Das Visier heruntergeklappt, die Rüstung pechschwarz — hoch auf seinen prächtigen Streitross reitet Ritter Philipp auf seinen Gegner zu. Kurz vor dem Aufeinandertreffen lässt er die Lanze herab. Das Publikum, das sich zahlreich an den Hängen der Klever Stechbahn versammelt hat, hält den Atem an. Die Spitze von Philipps Lanze trifft mitten auf den Brustharnisch seines Gegners. Der fällt zu Boden. Das Publikum tobt und feiert Ritter Philipp. Diese Szene könnte sich im 15. Jahrhundert auf der alten Turnierbahn der klevischen Grafen abgespielt haben.

1413 erstmals erwähnt

Die Stechbahn wurde laut dem Klever Stadthistoriker Friedrich Gorissen erstmalig im Jahr 1413 erwähnt. Somit dürfte sie einer der ältesten Straßen des Klever Stadtzentrums sein. Das Gelände, so schreibt Gorissen, sei für die Ritterspiele wie geschaffen: "In unmittelbarer Nähe der Burg, von der man einen herrlichen Blick über die ganze Bahn hat, ein hinlänglich langer und breiter, ebener Platz, allseitig von mehr oder weniger steilen Hängen umgeben, die die Anlage von Rängen für die Zuschauer gestatten. Das Ganze überragt von der alten Stadtmauer auf der Höhe des Heideberges."

Die eigentliche Turnierbahn sei rund 200 Meter lang und etwa 75 Meter breit gewesen. Eine Rampe und eine Treppenanlage an der Seite des Grünen Heideberges wiesen darauf hin, dass dort früher einmal Zuschauerränge gewesen sind.

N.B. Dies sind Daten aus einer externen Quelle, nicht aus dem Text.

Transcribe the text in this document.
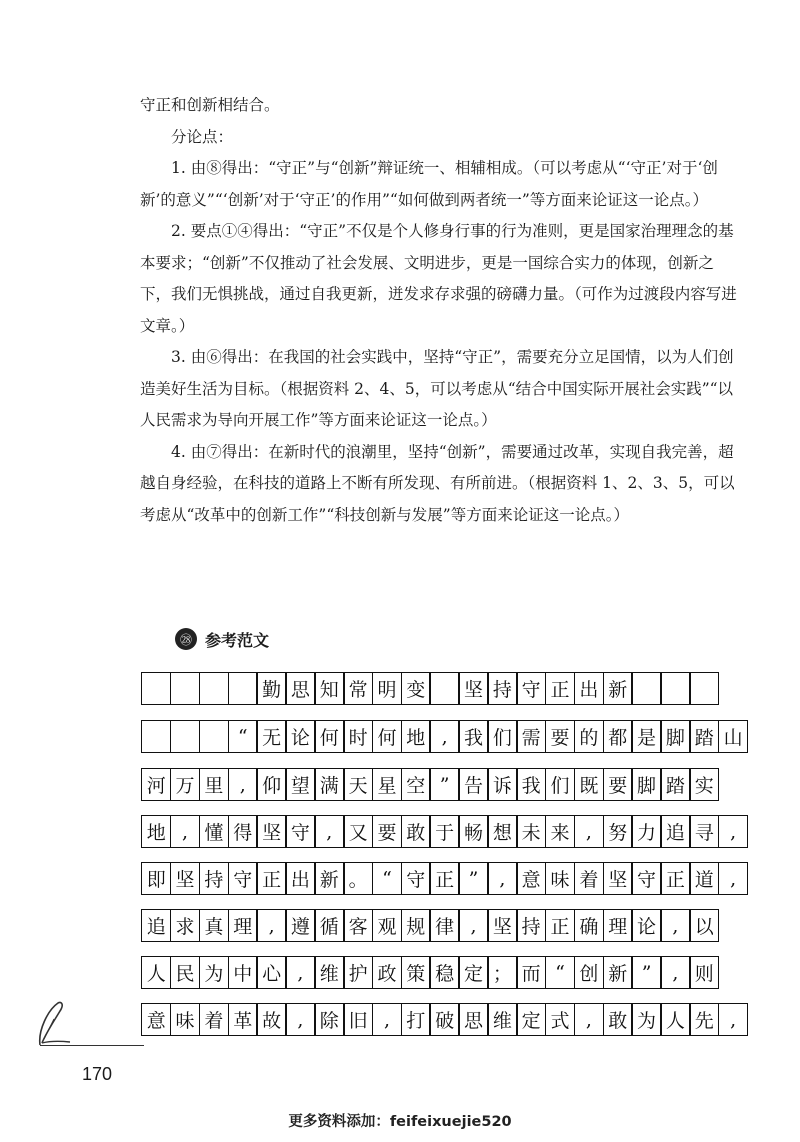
守正和创新相结合。

分论点：

1. 由⑧得出：“守正”与“创新”辩证统一、相辅相成。（可以考虑从“‘守正’对于‘创新’的意义”“‘创新’对于‘守正’的作用”“如何做到两者统一”等方面来论证这一论点。）

2. 要点①④得出：“守正”不仅是个人修身行事的行为准则，更是国家治理理念的基本要求；“创新”不仅推动了社会发展、文明进步，更是一国综合实力的体现，创新之下，我们无惧挑战，通过自我更新，迸发求存求强的磅礴力量。（可作为过渡段内容写进文章。）

3. 由⑥得出：在我国的社会实践中，坚持“守正”，需要充分立足国情，以为人们创造美好生活为目标。（根据资料 2、4、5，可以考虑从“结合中国实际开展社会实践”“以人民需求为导向开展工作”等方面来论证这一论点。）

4. 由⑦得出：在新时代的浪潮里，坚持“创新”，需要通过改革，实现自我完善，超越自身经验，在科技的道路上不断有所发现、有所前进。（根据资料 1、2、3、5，可以考虑从“改革中的创新工作”“科技创新与发展”等方面来论证这一论点。）

㉘ 参考范文
勤 思 知 常 明 变	坚 持 守 正 出 新
“ 无 论 何 时 何 地 , 我 们 需 要 的 都 是 脚 踏 山
河 万 里 , 仰 望 满 天 星 空 ” 告 诉 我 们 既 要 脚 踏 实
地 , 懂 得 坚 守 , 又 要 敢 于 畅 想 未 来 , 努 力 追 寻 ,
即 坚 持 守 正 出 新 。 “ 守 正 ”	, 意 味 着 坚 守 正 道 ,
追 求 真 理 , 遵 循 客 观 规 律 , 坚 持 正 确 理 论 , 以
人 民 为 中 心 , 维 护 政 策 稳 定 ； 而 “ 创 新 ”	, 则
意 味 着 革 故 , 除 旧 , 打 破 思 维 定 式 , 敢 为 人 先 ,
170
更多资料添加：feifeixuejie520
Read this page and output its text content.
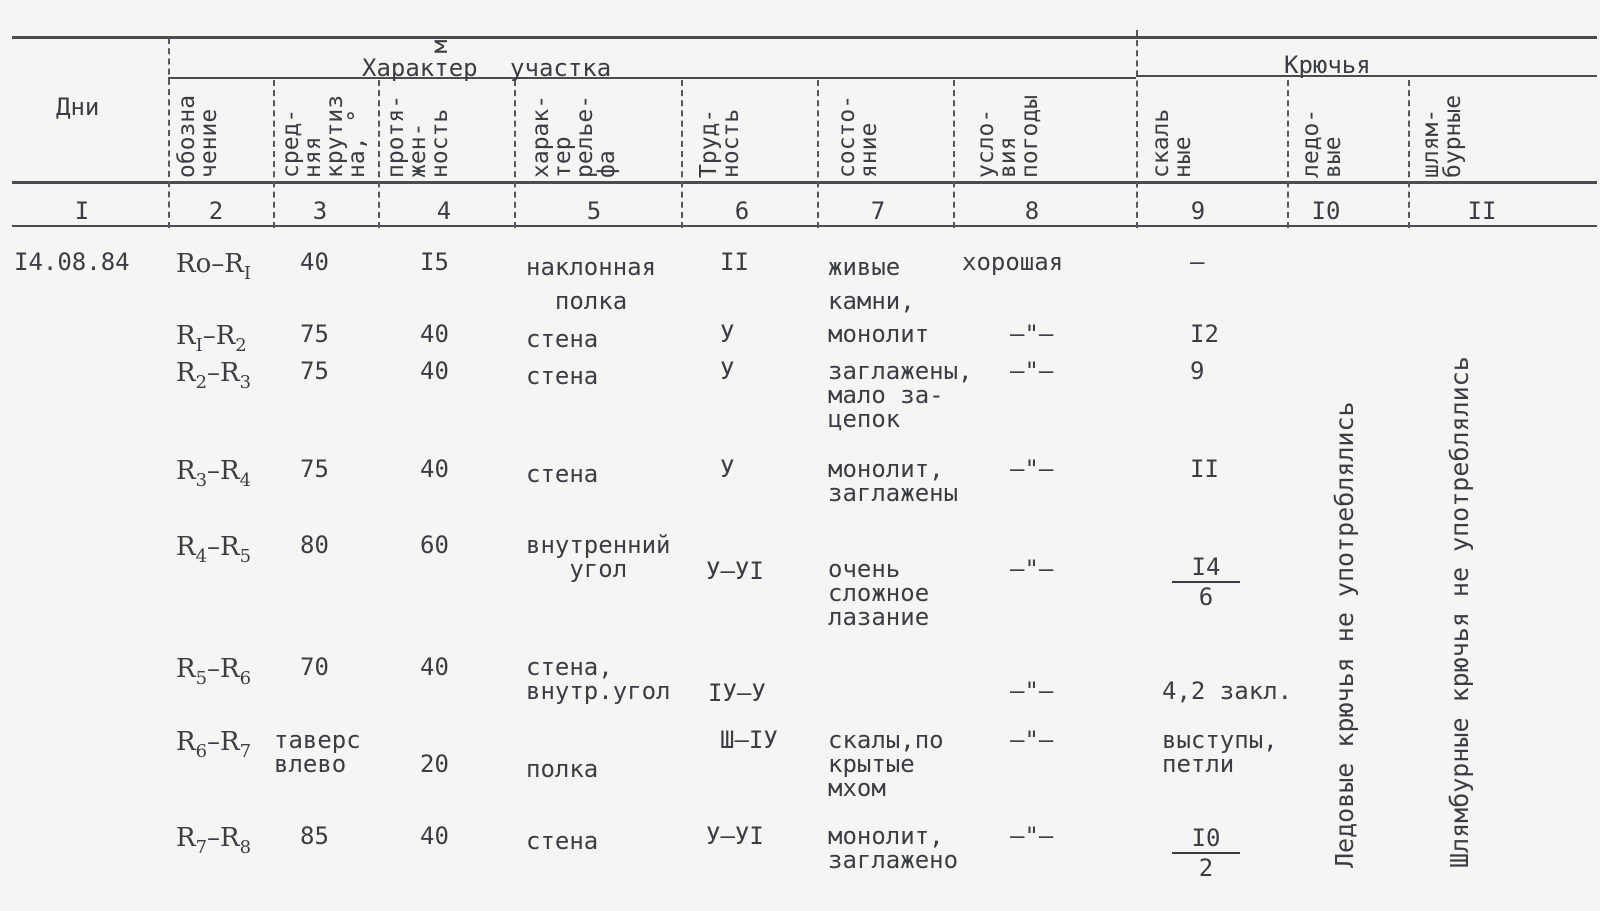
Дни
Характер участка	Крючья
обозна
чение сред-
няя
крутиз
на, ° протя-
жен-
ность    м
харак-
тер
релье-
фа	Труд-
ность	состо-
яние	усло-
вия
погоды	скаль
ные	ледо-
вые	шлям-
бурные
I	2	3	4	5	6	7	8	9	I0	II
I4.08.84 $Ro-R_I$ 40	I5	наклонная
полка
II	живые
камни,
хорошая	–
$R_I-R_2$ 75	40	стена	У	монолит	–"–	I2
$R_2-R_3$ 75	40	стена	У	заглажены,
мало за-
цепок
–"–	9
$R_3-R_4$ 75	40	стена	У	монолит,
заглажены
–"–	II
$R_4-R_5$ 80	60	внутренний
угол	У–УI	очень
сложное
лазание
–"–	$\frac{I4}{6}$
$R_5-R_6$ 70	40	стена,
внутр.угол IУ–У	–"–	4,2 закл.
$R_6-R_7$ таверс
влево	20	полка
Ш–IУ скалы,по
крытые
мхом
–"–	выступы,
петли
$R_7-R_8$ 85	40	стена	У–УI	монолит,
заглажено
–"–	$\frac{I0}{2}$	Ледовые крючья не употреблялись	Шлямбурные крючья не употреблялись
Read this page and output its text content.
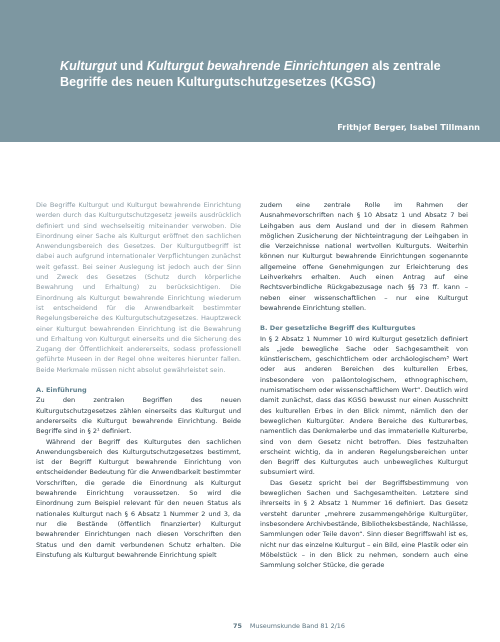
Kulturgut und Kulturgut bewahrende Einrichtungen als zentrale Begriffe des neuen Kulturgutschutzgesetzes (KGSG)

Frithjof Berger, Isabel Tillmann

Die Begriffe Kulturgut und Kulturgut bewahrende Einrichtung werden durch das Kulturgutschutzgesetz jeweils ausdrücklich definiert und sind wechselseitig miteinander verwoben. Die Einordnung einer Sache als Kulturgut eröffnet den sachlichen Anwendungsbereich des Gesetzes. Der Kulturgutbegriff ist dabei auch aufgrund internationaler Verpflichtungen zunächst weit gefasst. Bei seiner Auslegung ist jedoch auch der Sinn und Zweck des Gesetzes (Schutz durch körperliche Bewahrung und Erhaltung) zu berücksichtigen. Die Einordnung als Kulturgut bewahrende Einrichtung wiederum ist entscheidend für die Anwendbarkeit bestimmter Regelungsbereiche des Kulturgutschutzgesetzes. Hauptzweck einer Kulturgut bewahrenden Einrichtung ist die Bewahrung und Erhaltung von Kulturgut einerseits und die Sicherung des Zugang der Öffentlichkeit andererseits, sodass professionell geführte Museen in der Regel ohne weiteres hierunter fallen. Beide Merkmale müssen nicht absolut gewährleistet sein.

A. Einführung

Zu den zentralen Begriffen des neuen Kulturgutschutzgesetzes zählen einerseits das Kulturgut und andererseits die Kulturgut bewahrende Einrichtung. Beide Begriffe sind in § 2¹ definiert.

Während der Begriff des Kulturgutes den sachlichen Anwendungsbereich des Kulturgutschutzgesetzes bestimmt, ist der Begriff Kulturgut bewahrende Einrichtung von entscheidender Bedeutung für die Anwendbarkeit bestimmter Vorschriften, die gerade die Einordnung als Kulturgut bewahrende Einrichtung voraussetzen. So wird die Einordnung zum Beispiel relevant für den neuen Status als nationales Kulturgut nach § 6 Absatz 1 Nummer 2 und 3, da nur die Bestände (öffentlich finanzierter) Kulturgut bewahrender Einrichtungen nach diesen Vorschriften den Status und den damit verbundenen Schutz erhalten. Die Einstufung als Kulturgut bewahrende Einrichtung spielt

zudem eine zentrale Rolle im Rahmen der Ausnahmevorschriften nach § 10 Absatz 1 und Absatz 7 bei Leihgaben aus dem Ausland und der in diesem Rahmen möglichen Zusicherung der Nichteintragung der Leihgaben in die Verzeichnisse national wertvollen Kulturguts. Weiterhin können nur Kulturgut bewahrende Einrichtungen sogenannte allgemeine offene Genehmigungen zur Erleichterung des Leihverkehrs erhalten. Auch einen Antrag auf eine Rechtsverbindliche Rückgabezusage nach §§ 73 ff. kann – neben einer wissenschaftlichen – nur eine Kulturgut bewahrende Einrichtung stellen.

B. Der gesetzliche Begriff des Kulturgutes

In § 2 Absatz 1 Nummer 10 wird Kulturgut gesetzlich definiert als „jede bewegliche Sache oder Sachgesamtheit von künstlerischem, geschichtlichem oder archäologischem³ Wert oder aus anderen Bereichen des kulturellen Erbes, insbesondere von paläontologischem, ethnographischem, numismatischem oder wissenschaftlichem Wert“. Deutlich wird damit zunächst, dass das KGSG bewusst nur einen Ausschnitt des kulturellen Erbes in den Blick nimmt, nämlich den der beweglichen Kulturgüter. Andere Bereiche des Kulturerbes, namentlich das Denkmalerbe und das immaterielle Kulturerbe, sind von dem Gesetz nicht betroffen. Dies festzuhalten erscheint wichtig, da in anderen Regelungsbereichen unter den Begriff des Kulturgutes auch unbewegliches Kulturgut subsumiert wird.

Das Gesetz spricht bei der Begriffsbestimmung von beweglichen Sachen und Sachgesamtheiten. Letztere sind ihrerseits in § 2 Absatz 1 Nummer 16 definiert. Das Gesetz versteht darunter „mehrere zusammengehörige Kulturgüter, insbesondere Archivbestände, Bibliotheksbestände, Nachlässe, Sammlungen oder Teile davon“. Sinn dieser Begriffswahl ist es, nicht nur das einzelne Kulturgut – ein Bild, eine Plastik oder ein Möbelstück – in den Blick zu nehmen, sondern auch eine Sammlung solcher Stücke, die gerade

75 Museumskunde Band 81 2/16
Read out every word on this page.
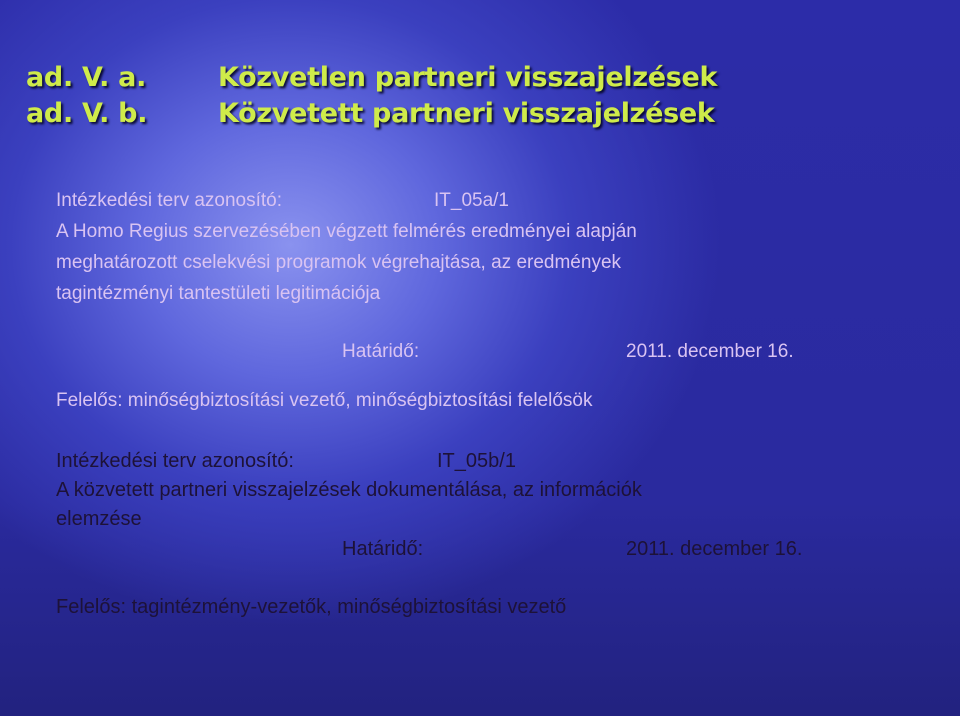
ad. V. a.	Közvetlen partneri visszajelzések
ad. V. b.	Közvetett partneri visszajelzések
Intézkedési terv azonosító:	IT_05a/1
A Homo Regius szervezésében végzett felmérés eredményei alapján
meghatározott cselekvési programok végrehajtása, az eredmények
tagintézményi tantestületi legitimációja
Határidő:	2011. december 16.
Felelős: minőségbiztosítási vezető, minőségbiztosítási felelősök
Intézkedési terv azonosító:	IT_05b/1
A közvetett partneri visszajelzések dokumentálása, az információk
elemzése
Határidő:	2011. december 16.
Felelős: tagintézmény-vezetők, minőségbiztosítási vezető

Als mit der Ummauerung des Hagschen Viertels begonnen wurde, verlegte man das alte Turniergelände zur so genannten Reitbahn zwischen der unteren Lindenallee und dem Mausgarten und auf der Stechbahn wurden Häuser errichtet. Von denen brannten die meisten dann bei einem Stadtbrand im Jahr 1528 nieder. Nach dem Brand kam die Bebauung der Stechbahn nur langsam vom Fischmarkt her voran. Wie der ehemalige Stadtbaurat Hunscheidt schrieb, gab es Mitte des 17. Jahrhunderts noch "reichlich Platz, um unterhalb des Grünen Heidebergs ein Kapuzinerkloster mit Kirche, Friedhof, Wohnungen, Krankenhaus und den erforderlichen Nebengebäuden zu errichten". Die ersten Kapuziner kamen 1629 nach Kleve, erhielten aber erst 1649 vom Großen Kurfürst die Niederlassungsgenehmigung. Sogleich begannen sie mit dem Klosterbau an der Stechbahn. 1802 wurde das Kloster unter französischer Herrschaft aufgehoben. Und wieder trabten Pferde auf der Stechbahn: Laut Hunscheidt nutzte die französische Gendarmerie das Objekt als Reitschule, andere Teile — insbesondere der oberen Terrasse zum Grünen Heideberg hin — wurden an Private verkauft.